If we have hope, we have everything we need. We can keep going, keep working to make our lives better. The key is to know what the right hope is.
What do I mean by that? How many of us stay or stayed way too long in relationships hoping they would get better—and got hurt more and more in the process? How many of us twisted ourselves into pretzels hoping that if we just became the right person, the other one would love us back?
On the other hand, if what we are hoping for encourages us to be more true to ourselves, lets us move forward and do the things that truly enrich our lives, lets us reach out to lots of people (because then the odds are greater that we will meet and interact with someone who will treat us well and enrich our lives), then this kind of hope is good. If it gets us out of unproductive patterns, if it gets us to take action when our fear would otherwise hold us back, if it lets us believe in ourselves, then this hope is good.
Notice that last sentence and the words “believe in ourselves.” For how many of us is that a struggle? (Pretty much everyone, right?) Fear that we can’t do something holds back so many from going after dreams. Fear that we aren’t good enough keeps so many hiding away, afraid to let other people close. Fear that we can’t make it on our own keeps way too many trapped in difficult or even abusive relationships.
Not a pretty picture is it. And yet it’s the reality for far too many. Is it true for you? No—don’t panic! There is a solution!
First, make a list of every success you have accomplished. Big or small. The longer the list the better. Whenever you doubt you can do something, pull out this list and look at it and remind yourself that if you have done these things in the past, odds are you will be able to handle whatever challenge is facing you now. Keep adding to that list with each new accomplishment in your life.

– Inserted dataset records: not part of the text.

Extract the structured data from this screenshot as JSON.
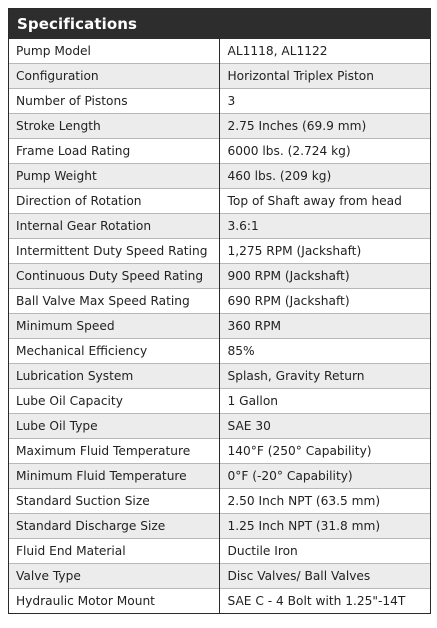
{
  "header": {
    "title": "Specifications"
  },
  "colors": {
    "header_background": "#2d2d2d",
    "header_text": "#ffffff",
    "stripe_background": "#ececec",
    "border": "#2a2a2a",
    "text": "#222222"
  },
  "specs": [
    {
      "label": "Pump Model",
      "value": "AL1118, AL1122"
    },
    {
      "label": "Configuration",
      "value": "Horizontal Triplex Piston"
    },
    {
      "label": "Number of Pistons",
      "value": "3"
    },
    {
      "label": "Stroke Length",
      "value": "2.75 Inches (69.9 mm)"
    },
    {
      "label": "Frame Load Rating",
      "value": "6000 lbs. (2.724 kg)"
    },
    {
      "label": "Pump Weight",
      "value": "460 lbs. (209 kg)"
    },
    {
      "label": "Direction of Rotation",
      "value": "Top of Shaft away from head"
    },
    {
      "label": "Internal Gear Rotation",
      "value": "3.6:1"
    },
    {
      "label": "Intermittent Duty Speed Rating",
      "value": "1,275 RPM (Jackshaft)"
    },
    {
      "label": "Continuous Duty Speed Rating",
      "value": "900 RPM (Jackshaft)"
    },
    {
      "label": "Ball Valve Max Speed Rating",
      "value": "690 RPM (Jackshaft)"
    },
    {
      "label": "Minimum Speed",
      "value": "360 RPM"
    },
    {
      "label": "Mechanical Efficiency",
      "value": "85%"
    },
    {
      "label": "Lubrication System",
      "value": "Splash, Gravity Return"
    },
    {
      "label": "Lube Oil Capacity",
      "value": "1 Gallon"
    },
    {
      "label": "Lube Oil Type",
      "value": "SAE 30"
    },
    {
      "label": "Maximum Fluid Temperature",
      "value": "140°F (250° Capability)"
    },
    {
      "label": "Minimum Fluid Temperature",
      "value": "0°F (-20° Capability)"
    },
    {
      "label": "Standard Suction Size",
      "value": "2.50 Inch NPT (63.5 mm)"
    },
    {
      "label": "Standard Discharge Size",
      "value": "1.25 Inch NPT (31.8 mm)"
    },
    {
      "label": "Fluid End Material",
      "value": "Ductile Iron"
    },
    {
      "label": "Valve Type",
      "value": "Disc Valves/ Ball Valves"
    },
    {
      "label": "Hydraulic Motor Mount",
      "value": "SAE C - 4 Bolt with 1.25\"-14T"
    }
  ]
}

Second, every day do something that makes you smile. Three times a day at the minimum! This is a proof to yourself that you do have the power to create happiness in your life and that you can trust YOURSELF to do so.

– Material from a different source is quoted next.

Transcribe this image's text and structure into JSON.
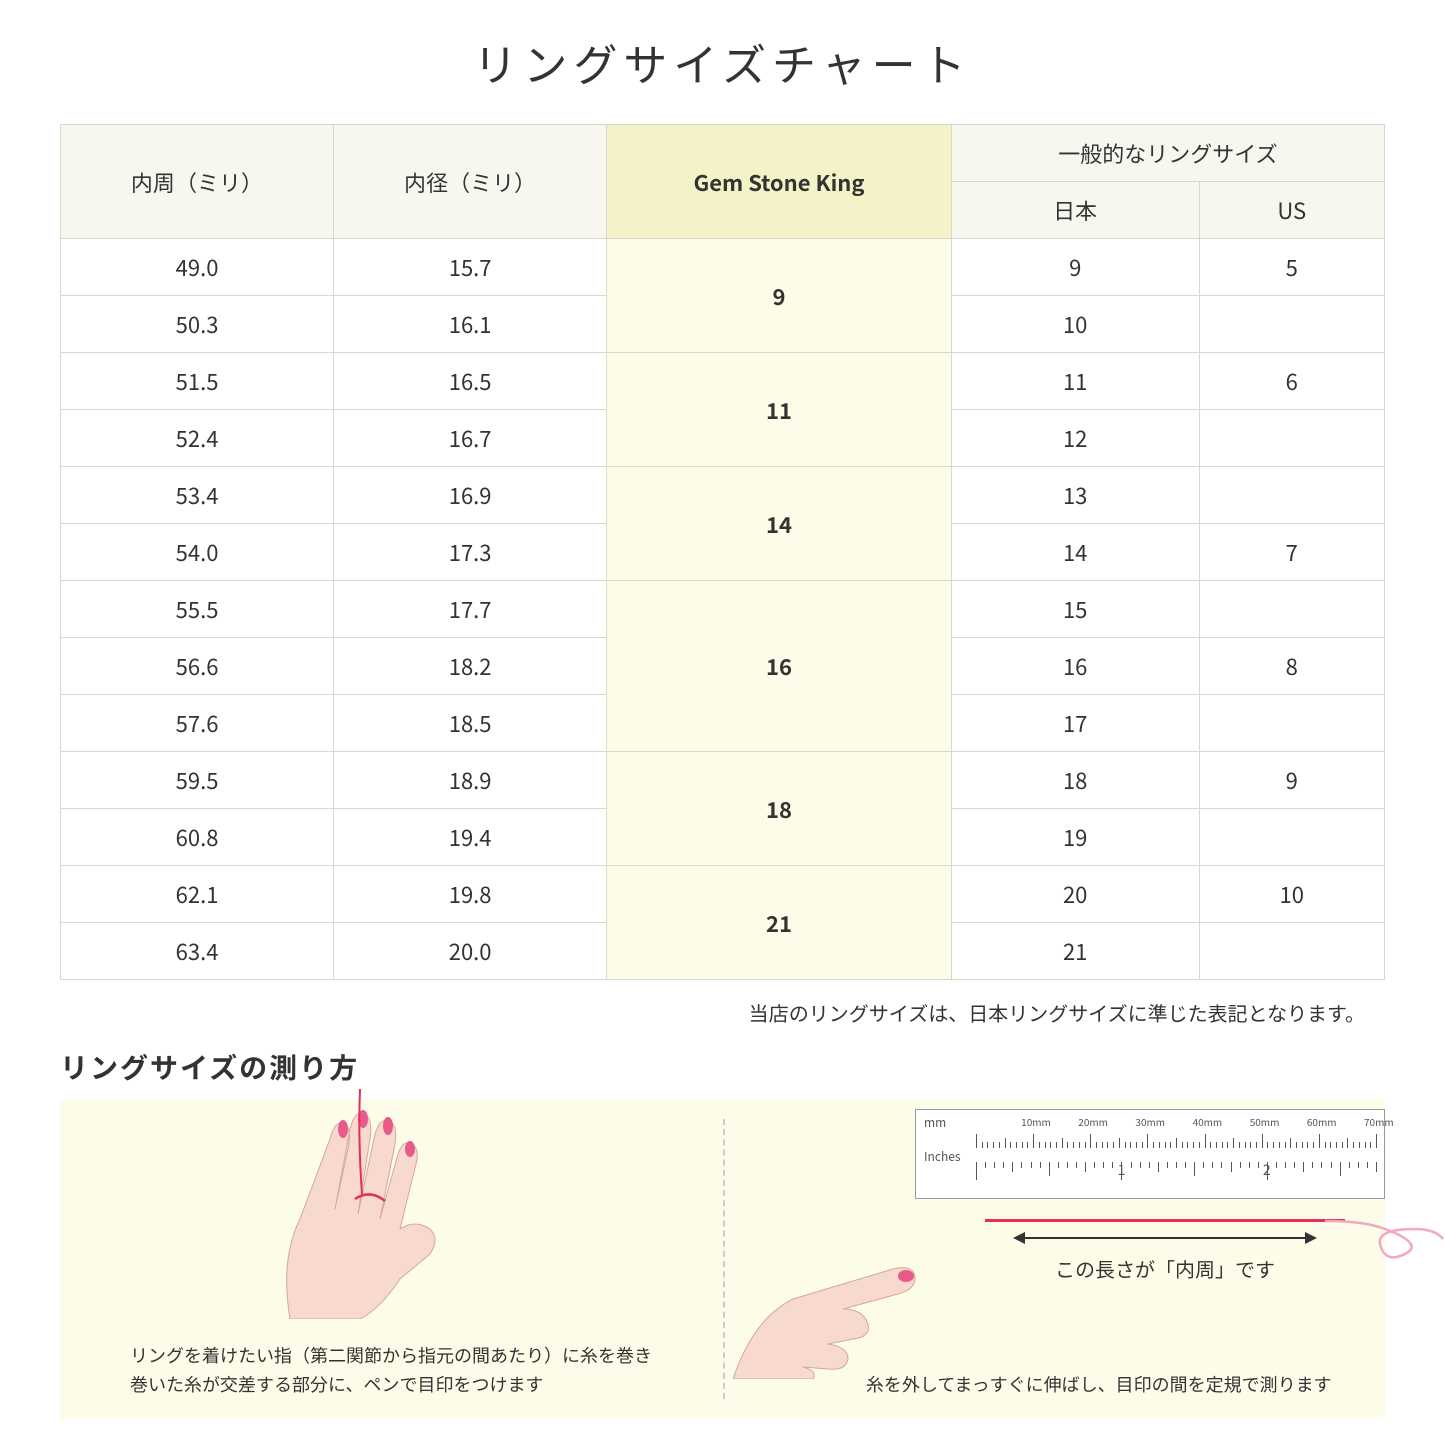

Third, surround yourself with people who believe in you. That may begin with finding just one such person. It may even be a therapist or counselor. This is one of the most powerful gifts of therapy or counseling—having someone who believes in you even when you cannot believe in yourself. And if your counselor or therapist doesn’t, FIND A DIFFERENT ONE!

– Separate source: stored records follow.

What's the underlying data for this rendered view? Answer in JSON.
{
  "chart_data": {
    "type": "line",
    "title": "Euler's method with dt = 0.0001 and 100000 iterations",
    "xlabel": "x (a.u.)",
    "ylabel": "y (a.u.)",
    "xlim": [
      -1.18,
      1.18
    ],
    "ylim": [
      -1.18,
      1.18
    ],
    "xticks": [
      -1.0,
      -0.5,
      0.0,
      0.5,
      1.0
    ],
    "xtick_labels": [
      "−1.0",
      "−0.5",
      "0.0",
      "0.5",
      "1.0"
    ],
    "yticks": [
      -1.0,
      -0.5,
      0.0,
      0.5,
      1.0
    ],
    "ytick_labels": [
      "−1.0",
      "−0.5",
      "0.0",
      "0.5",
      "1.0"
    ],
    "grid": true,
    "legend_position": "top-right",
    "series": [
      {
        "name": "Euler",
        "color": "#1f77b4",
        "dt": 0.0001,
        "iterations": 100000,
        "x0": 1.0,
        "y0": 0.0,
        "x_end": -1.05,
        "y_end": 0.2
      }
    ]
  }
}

Fourth, when you interact with others, do so with the intent and desire to help them believe in themselves. There is no greater gift you can give another person. And it helps to create a better world because someone who believes in him or herself has no need to hurt others. Someone who believes in him or herself can accomplish marvelous things. And that person could be YOU! The better you get at fostering self-belief in others, the better you will get at fostering it in yourself.
Hope lets us change our lives and belief in ourselves feeds that hope. This week, may you find lots of ways to act on steps 1 through 4! Wishing all of you hope and self-belief and lots of safe and gentle (((((((hugs)))))))).